Give me my profile and an article, and you'll evaluate if the article will interest me. You will answer in JSON format with the following structure: `{{ "answer": "<yes or no>", "reason": "<short explanation why it should or shouldn't interest me>"}}`.
My profile:
'''
{profile}
'''

Article title: `{title}`
""".format(profile=profile, title=article_title, description=article_description)

    response = send(
        system_prompt="You are my automated RSS article reader, evaluating whether an article is interesting for me.",
        user_prompt=prompt,
    )

    result = json.loads(response['choices'][0]['message']['content'].strip().lower())
    print(result)

    if result["answer"] == 'yes':
      return True

    return False

# Go through the first 10 articles in the feed
for entry in feed.entries[0:10]:
    article_title = entry.title
    article_description = entry.description
    if is_article_relevant(article_title, article_description, profile):
        print(f"RECOMMENDED ARTICLE: {entry.link}")
    else:
        print(f"Not recommended article: {article_title}")
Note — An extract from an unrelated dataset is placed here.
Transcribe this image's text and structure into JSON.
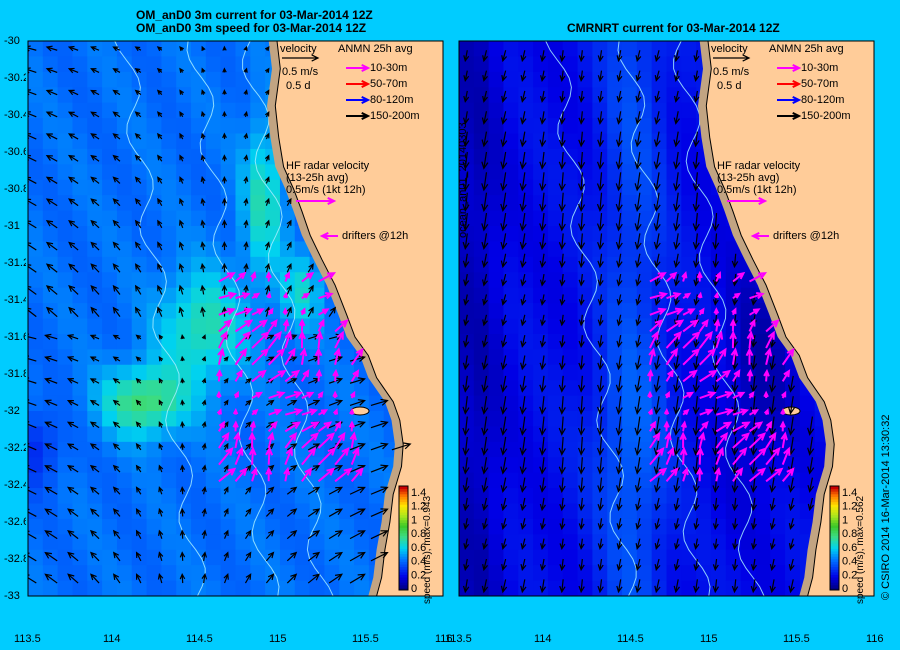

Where the output is as follows:

{'answer': 'no', 'reason': 'the article is not relevant to your interests. it focuses on javascript for beginners, while your interests lie in programming languages python, golang, c#, frontend development in typescript - react and angular.'}
Not recommended article: Website's best for JavaScript beginners!
{'answer': 'no', 'reason': 'the article is not related to any of the topics you mentioned in your profile.'}
Not recommended article: Amazon Rolls Out Passkeys
{'answer': 'no', 'reason': "the article is about cron jobs in next.js, which is a framework for frontend development with react. it doesn't cover any of the topics you mentioned in your profile."}
Not recommended article: Automate repetitive tasks with Next.js cron jobs
{'answer': 'no', 'reason': 'the article is about sending notifications in web apps, which does not align with your interests in artificial intelligence, programming, hardware innovations, or software updates.'}
Not recommended article: Sending Notifications In Your Web Apps
{'answer': 'no', 'reason': 'the article is about best practices for code reviews and pull requests, which may not directly align with your interests in artificial intelligence, programming languages, hardware innovations, or software updates.'}
Not recommended article: 13 tips for better Pull Requests and Code Review
{'answer': 'no', 'reason': 'the article is about a specific tool (zodot) for data validation in godot, which does not align with your interests in artificial intelligence, programming languages, hardware innovations, or software updates. it seems unrelated to your profile.'}
Not recommended article: Godot Data Validation with Zodot
{'answer': 'no', 'reason': "the article focuses on open-source projects for developers, but it doesn't specifically mention any topics from your profile such as artificial intelligence, programming languages, hardware innovations, or software updates."}
Not recommended article: 24 Open-Source Projects for Developers in 2023 🔥👍
{'answer': 'yes', 'reason': 'the article is about frontend development using react and typescript, which matches your interest.'}
RECOMMENDED ARTICLE: https://dev.to/chaoocharles/build-and-deploy-a-full-stack-e-commerce-nextjs-13-reactjs-typescript-tailwind-prisma-stripe-45f2
{'answer': 'no', 'reason': 'the article is about off-page seo and backlink building, which does not align with your interests in artificial intelligence, programming, hardware innovations, or software updates.'}
Not recommended article: Off-Page SEO: How to Build Backlinks and Improve Your Domain Authority
{'answer': 'no', 'reason': 'the article does not seem to align with your interests. it is likely about the flank stack, which is not mentioned in your profile.'}
Not recommended article: FLaNK Stack Weekly 16 October 2023

ChatGPT recommended one article for me to read based on my profile.

Conclusion

The OpenAI API for automating personal workflows has countless applications and has the potential to save a significant amount of time.